Sunday, June 2, 2013

Epidural or No Epidural



Normally I'm not one of those people who like to know the future. I don't normally yearn to have a crystal ball to just tell me how things are going to go. But in the case of the child birth, I REALLY want someone to tell me what exactly is going to happen ahead of time.

These past couple of days/weeks, I have really been agonizing over what the hell to do about the whole epidural/no epidural thing. I mostly would really really like to go the non-drug route. I'd like to just do the whole thing with as few interventions as possible simply because the more interference that happens, the harder it can make things. But on the other hand, there are the people who say that having the epidural for the later parts of labor was heavenly. They were able to focus more on the birth of their child rather than the pain.

Overall the risks of an epidural far outweigh the benefits.
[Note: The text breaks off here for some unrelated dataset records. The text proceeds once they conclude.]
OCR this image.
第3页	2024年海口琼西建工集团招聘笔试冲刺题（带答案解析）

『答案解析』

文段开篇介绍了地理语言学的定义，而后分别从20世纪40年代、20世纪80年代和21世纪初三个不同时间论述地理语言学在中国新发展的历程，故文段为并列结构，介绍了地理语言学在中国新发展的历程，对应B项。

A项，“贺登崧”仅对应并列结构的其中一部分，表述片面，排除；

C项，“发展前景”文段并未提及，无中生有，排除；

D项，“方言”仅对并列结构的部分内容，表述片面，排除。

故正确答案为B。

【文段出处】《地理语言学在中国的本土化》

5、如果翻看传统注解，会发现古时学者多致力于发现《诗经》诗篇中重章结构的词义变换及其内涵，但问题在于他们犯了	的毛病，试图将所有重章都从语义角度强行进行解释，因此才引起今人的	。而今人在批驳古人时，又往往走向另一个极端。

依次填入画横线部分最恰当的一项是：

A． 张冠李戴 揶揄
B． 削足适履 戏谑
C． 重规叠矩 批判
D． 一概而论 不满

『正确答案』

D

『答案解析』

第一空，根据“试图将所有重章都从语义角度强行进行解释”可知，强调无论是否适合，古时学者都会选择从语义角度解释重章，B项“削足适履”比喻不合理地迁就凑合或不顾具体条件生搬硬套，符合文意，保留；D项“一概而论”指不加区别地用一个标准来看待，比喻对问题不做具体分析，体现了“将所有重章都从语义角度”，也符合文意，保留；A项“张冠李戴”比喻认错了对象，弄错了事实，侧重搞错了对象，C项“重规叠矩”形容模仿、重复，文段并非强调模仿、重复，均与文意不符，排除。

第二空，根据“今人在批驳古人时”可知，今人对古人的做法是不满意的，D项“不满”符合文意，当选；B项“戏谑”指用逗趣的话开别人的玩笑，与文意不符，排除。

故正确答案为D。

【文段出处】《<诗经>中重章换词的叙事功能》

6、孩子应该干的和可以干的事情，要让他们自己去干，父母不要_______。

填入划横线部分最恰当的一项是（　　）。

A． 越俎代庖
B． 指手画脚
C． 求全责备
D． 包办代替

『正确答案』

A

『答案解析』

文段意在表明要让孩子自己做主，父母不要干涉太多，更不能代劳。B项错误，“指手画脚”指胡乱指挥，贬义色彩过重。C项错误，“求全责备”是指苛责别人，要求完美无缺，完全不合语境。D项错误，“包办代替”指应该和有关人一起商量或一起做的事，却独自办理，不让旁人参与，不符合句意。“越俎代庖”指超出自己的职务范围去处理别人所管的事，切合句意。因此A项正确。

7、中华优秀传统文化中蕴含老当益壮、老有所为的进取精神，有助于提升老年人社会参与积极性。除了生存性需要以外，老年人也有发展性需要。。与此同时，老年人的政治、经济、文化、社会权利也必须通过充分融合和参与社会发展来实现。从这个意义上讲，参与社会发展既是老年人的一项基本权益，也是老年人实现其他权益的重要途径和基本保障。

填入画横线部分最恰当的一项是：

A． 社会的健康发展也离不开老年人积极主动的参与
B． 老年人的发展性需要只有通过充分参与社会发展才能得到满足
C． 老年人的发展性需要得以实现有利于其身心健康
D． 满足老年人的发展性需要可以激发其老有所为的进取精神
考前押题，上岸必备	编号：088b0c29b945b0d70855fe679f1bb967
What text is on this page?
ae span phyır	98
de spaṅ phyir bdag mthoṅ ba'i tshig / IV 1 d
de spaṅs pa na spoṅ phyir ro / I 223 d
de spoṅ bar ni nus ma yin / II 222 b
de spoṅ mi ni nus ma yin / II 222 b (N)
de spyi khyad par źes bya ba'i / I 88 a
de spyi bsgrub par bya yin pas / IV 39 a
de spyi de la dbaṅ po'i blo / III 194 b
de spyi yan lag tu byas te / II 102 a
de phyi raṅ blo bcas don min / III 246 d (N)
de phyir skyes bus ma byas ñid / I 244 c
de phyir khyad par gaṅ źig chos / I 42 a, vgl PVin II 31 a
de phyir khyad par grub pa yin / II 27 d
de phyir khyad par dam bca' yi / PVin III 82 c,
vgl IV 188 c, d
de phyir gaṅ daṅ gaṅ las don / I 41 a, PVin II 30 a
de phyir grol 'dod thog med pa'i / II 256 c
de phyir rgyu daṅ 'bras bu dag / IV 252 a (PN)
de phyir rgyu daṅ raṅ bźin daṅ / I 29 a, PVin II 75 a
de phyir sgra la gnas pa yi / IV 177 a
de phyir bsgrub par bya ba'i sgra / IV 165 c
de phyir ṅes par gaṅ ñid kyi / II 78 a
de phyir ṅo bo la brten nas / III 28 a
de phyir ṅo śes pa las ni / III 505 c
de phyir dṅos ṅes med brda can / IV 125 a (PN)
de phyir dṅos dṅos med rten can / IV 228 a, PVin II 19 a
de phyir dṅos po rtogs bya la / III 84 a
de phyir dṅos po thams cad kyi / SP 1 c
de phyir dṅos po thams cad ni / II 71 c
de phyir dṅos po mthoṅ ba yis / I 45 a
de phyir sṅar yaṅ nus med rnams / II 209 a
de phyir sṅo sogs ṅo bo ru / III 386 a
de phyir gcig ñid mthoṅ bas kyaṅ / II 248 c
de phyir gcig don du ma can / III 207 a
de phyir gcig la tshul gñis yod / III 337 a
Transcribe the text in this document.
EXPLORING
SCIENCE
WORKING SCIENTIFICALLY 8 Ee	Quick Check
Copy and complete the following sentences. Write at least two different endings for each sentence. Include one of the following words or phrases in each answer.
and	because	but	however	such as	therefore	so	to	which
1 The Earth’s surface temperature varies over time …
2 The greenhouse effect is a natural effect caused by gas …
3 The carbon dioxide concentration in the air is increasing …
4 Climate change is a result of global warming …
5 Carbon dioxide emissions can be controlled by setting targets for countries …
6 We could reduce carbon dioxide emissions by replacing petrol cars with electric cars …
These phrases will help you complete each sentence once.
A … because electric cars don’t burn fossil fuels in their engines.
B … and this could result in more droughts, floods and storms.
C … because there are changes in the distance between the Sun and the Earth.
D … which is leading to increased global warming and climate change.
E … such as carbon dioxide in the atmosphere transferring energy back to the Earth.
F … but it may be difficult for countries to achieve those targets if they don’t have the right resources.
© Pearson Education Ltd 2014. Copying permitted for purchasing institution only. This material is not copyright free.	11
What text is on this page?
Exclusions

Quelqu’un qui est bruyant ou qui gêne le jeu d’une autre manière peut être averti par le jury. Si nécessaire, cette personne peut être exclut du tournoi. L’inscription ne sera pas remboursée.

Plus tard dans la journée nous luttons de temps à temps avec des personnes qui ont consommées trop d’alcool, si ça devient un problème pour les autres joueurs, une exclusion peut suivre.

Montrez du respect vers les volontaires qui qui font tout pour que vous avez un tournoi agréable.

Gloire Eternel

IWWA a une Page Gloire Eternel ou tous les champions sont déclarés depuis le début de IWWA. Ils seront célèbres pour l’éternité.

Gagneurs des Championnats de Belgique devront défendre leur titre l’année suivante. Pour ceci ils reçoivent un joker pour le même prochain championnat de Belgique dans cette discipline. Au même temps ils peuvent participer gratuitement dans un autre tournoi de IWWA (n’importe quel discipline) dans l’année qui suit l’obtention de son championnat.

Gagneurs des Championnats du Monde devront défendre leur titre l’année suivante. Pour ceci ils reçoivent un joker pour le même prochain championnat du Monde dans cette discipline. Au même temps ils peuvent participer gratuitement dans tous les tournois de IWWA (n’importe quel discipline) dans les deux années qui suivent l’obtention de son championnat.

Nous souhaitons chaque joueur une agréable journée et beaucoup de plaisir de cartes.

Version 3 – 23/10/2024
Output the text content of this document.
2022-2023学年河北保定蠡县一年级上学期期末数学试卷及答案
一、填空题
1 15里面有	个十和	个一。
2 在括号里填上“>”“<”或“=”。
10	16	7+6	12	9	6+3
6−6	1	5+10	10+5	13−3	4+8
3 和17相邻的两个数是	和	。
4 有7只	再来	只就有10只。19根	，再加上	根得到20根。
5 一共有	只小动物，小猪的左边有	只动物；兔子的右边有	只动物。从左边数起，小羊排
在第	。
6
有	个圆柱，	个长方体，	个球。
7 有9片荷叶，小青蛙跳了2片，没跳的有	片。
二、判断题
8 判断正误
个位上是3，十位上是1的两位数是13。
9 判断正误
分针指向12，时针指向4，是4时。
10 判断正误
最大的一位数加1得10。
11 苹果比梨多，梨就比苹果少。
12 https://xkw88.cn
I feel like there is only one simple benefit to having the epidural, the potential for a pain free labor. One overall benefit, but a HEFTY benefit that I can't quite seem to shake taking advantage of. One that may be the only thing I'm thinking about when I'm in the midst of pain and misery.

Again this is when I would really appreciate a crystal ball. If I knew that I wouldn't end up with a massive headache, or spinal fluid leakage, or temporary (or permanent) paralysis, or a long recovery, or a c-section (due to the lack of labor progress) or any of the other potential risks, I think I would take the epidural in a second. But all of those risks are scary and I'm not sure I want to risk the proper use of my legs for the rest of my life for a few hours of relief.

Part of me also feels like I need to experience the pain. Yes its going to suck and I'll be miserable, but it's like a rite of passage for mothers. There are so many women who can't give birth because their bodies won't let them. Am I taking this gift that God has given me and shoving it back in his face? He created women to feel the pains of childbirth for a reason. Should I really interfere with what my body has been designed to do in order to have some relief? Women every day give birth without medication. Why shouldn't I do it too?

And so many of my friends who have given birth completely naturally feel empowered and strong. It's a huge accomplishment that they are very proud of. The only person who said she wished she would have had pain medication (instead of going naturally after the fact) was my mom when she gave birth to my sister who had a large teratoma on her bum. That was a little bit of a special circumstance though. Her butt was the size of her head, which made the natural way of being born more difficult. But mom even did that naturally and despite her being very sore afterwards, she still did it. So a normally developed baby should be no problem right?

Ultimately I'm hoping that my labor will progress so quickly that I won't have a chance to get an epidural. I think I want to stay home for as long as possible to help alleviate the time I actually spend at the hospital and the amount of time I'll have to change my mind. If I show up at the hospital and they simply tell me that my baby will arrive before the epidural will be ready, then the problem is solved. No agonizing over if I should or shouldn't. But since I live 45 minutes from the hospital, knowing when exactly I should leave is going to be the tricky part.